The melon’s status as a hyper-luxury food item begs the question—how was it allowed to fall into obscurity? (And: can we revive it?) To begin answering that, it’s germane to note that the gourds are exceptionally hard to grow. Balanced on flat stones to protect their flesh from rotting against the ground and rotated a quarter turn each week to retain their shapeliness, they were always notoriously diva-ish—even before the land on which they grew since 1684 became abruptly inhospitable due to urbanization. By the 1930s, Notre-Dame-de-Grâce had converted into a residential neighbourhood, its population mushrooming from 5,000 to 50,000 in just over a decade. With its new inhabitants came subsequent buildings and roads in place of once arable soil (in fact, the Autoroute Décarie got its name from the family who once grew melons on the land it now covers). By the 1950s, the agricultural focus had shifted to reliable, high-yield crops, rendering fussy melon cultivation less attractive to farmers. Slowly, what was once Canada’s most distinguished produce item was forgotten, more forgiving yet banal watermelons and honeydews sprouting up in its place.

A flurry of interest sparked around the melon in the late nineties, when about 40 kilometres west of Montreal in Île Perrot, farmer Ken Taylor successfully revived an heirloom fruit that looked and tasted like the original (its flavour was vouched for by Fred Aubin, who grew up on a melon farm in the region and sampled Taylor’s product shortly before his death in 2003 at age 73).
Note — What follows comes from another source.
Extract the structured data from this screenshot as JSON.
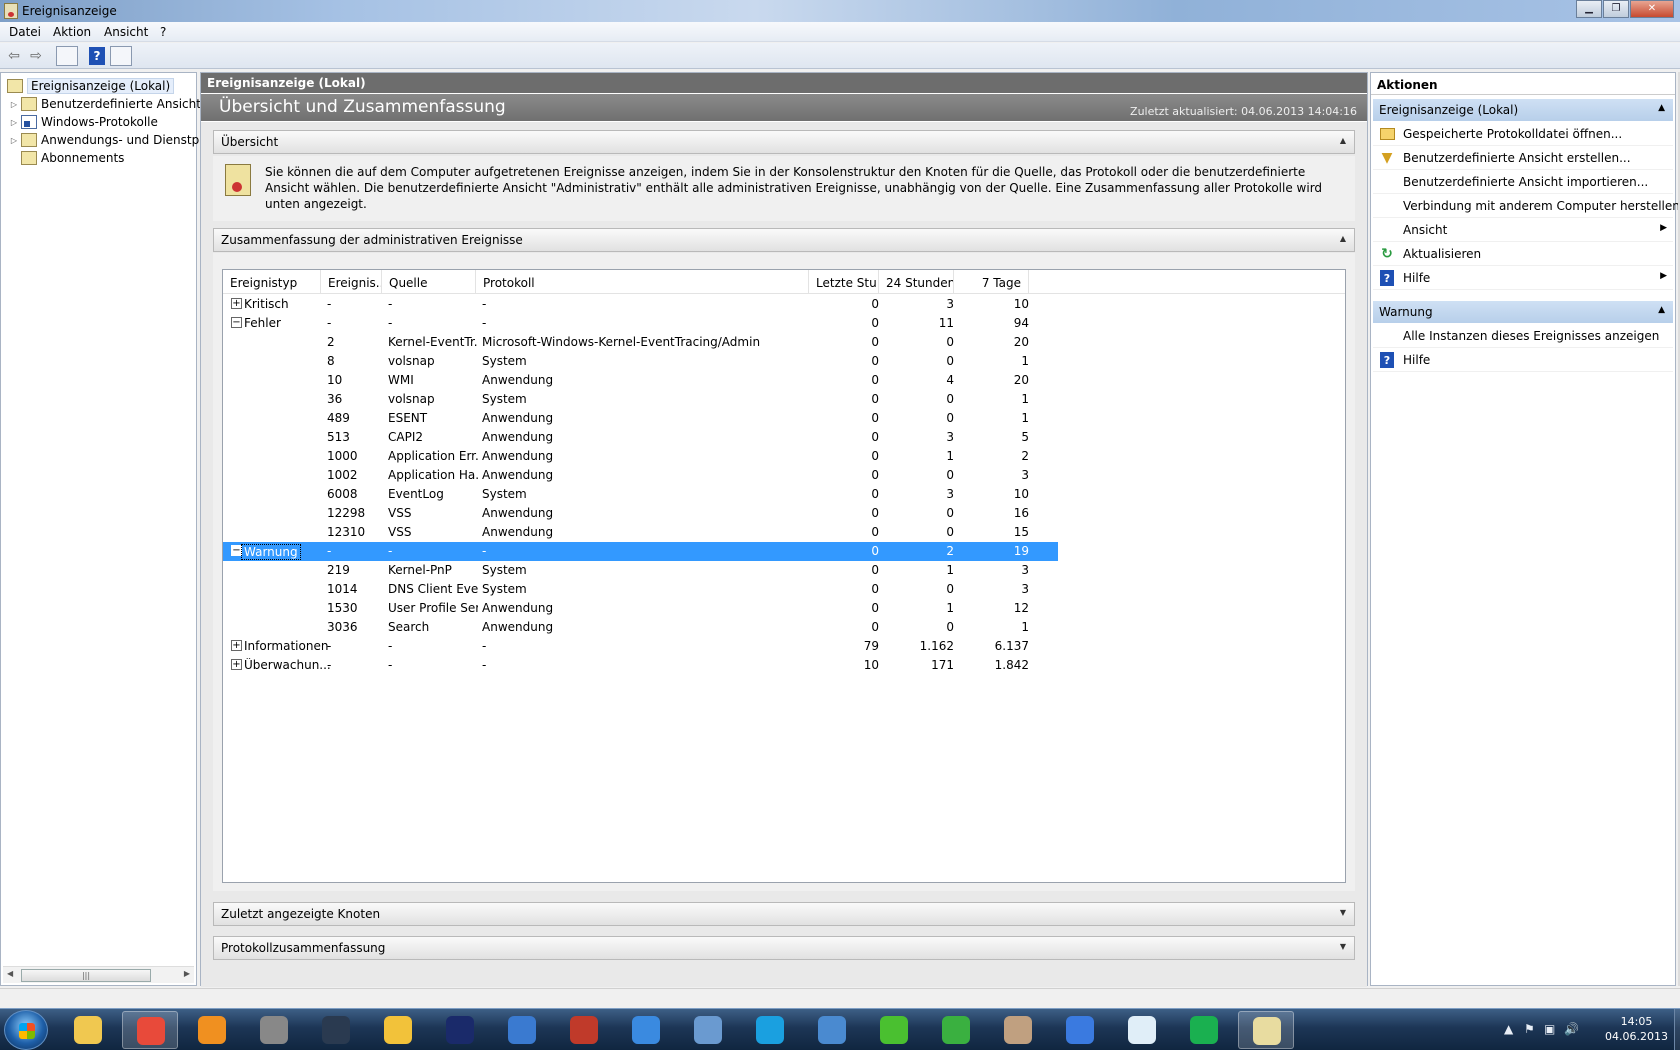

Seven seed companies in Canada now sell Montreal melon seeds, but the melon’s delicacy combined with climate change since its heyday render it difficult for even the most experienced of farmers to grow. “Today we encourage our clients to cultivate the Oka melon instead—they are easier to grow and more uniform,” says Marjorie-Audrey Lévesque of Quebec garden store Jardins de L’Écoumène. The Oka, a smaller cousin of the Montreal melon grown in a neighbouring region, is the only varietal Lachapelle herself has tasted, and her impression was just decent: “Unfortunately, it was not as sweet as one could expect,” she says. “But it had, like I had read, a definite and surprising musk taste.” For now, the prize of a true Montreal melon—large and sweet and served atop cracked ice at the end of summer—may only go to especially lucky hobby farmers gambling with fickle heirloom seeds. For the rest of us, there’s cantaloupe.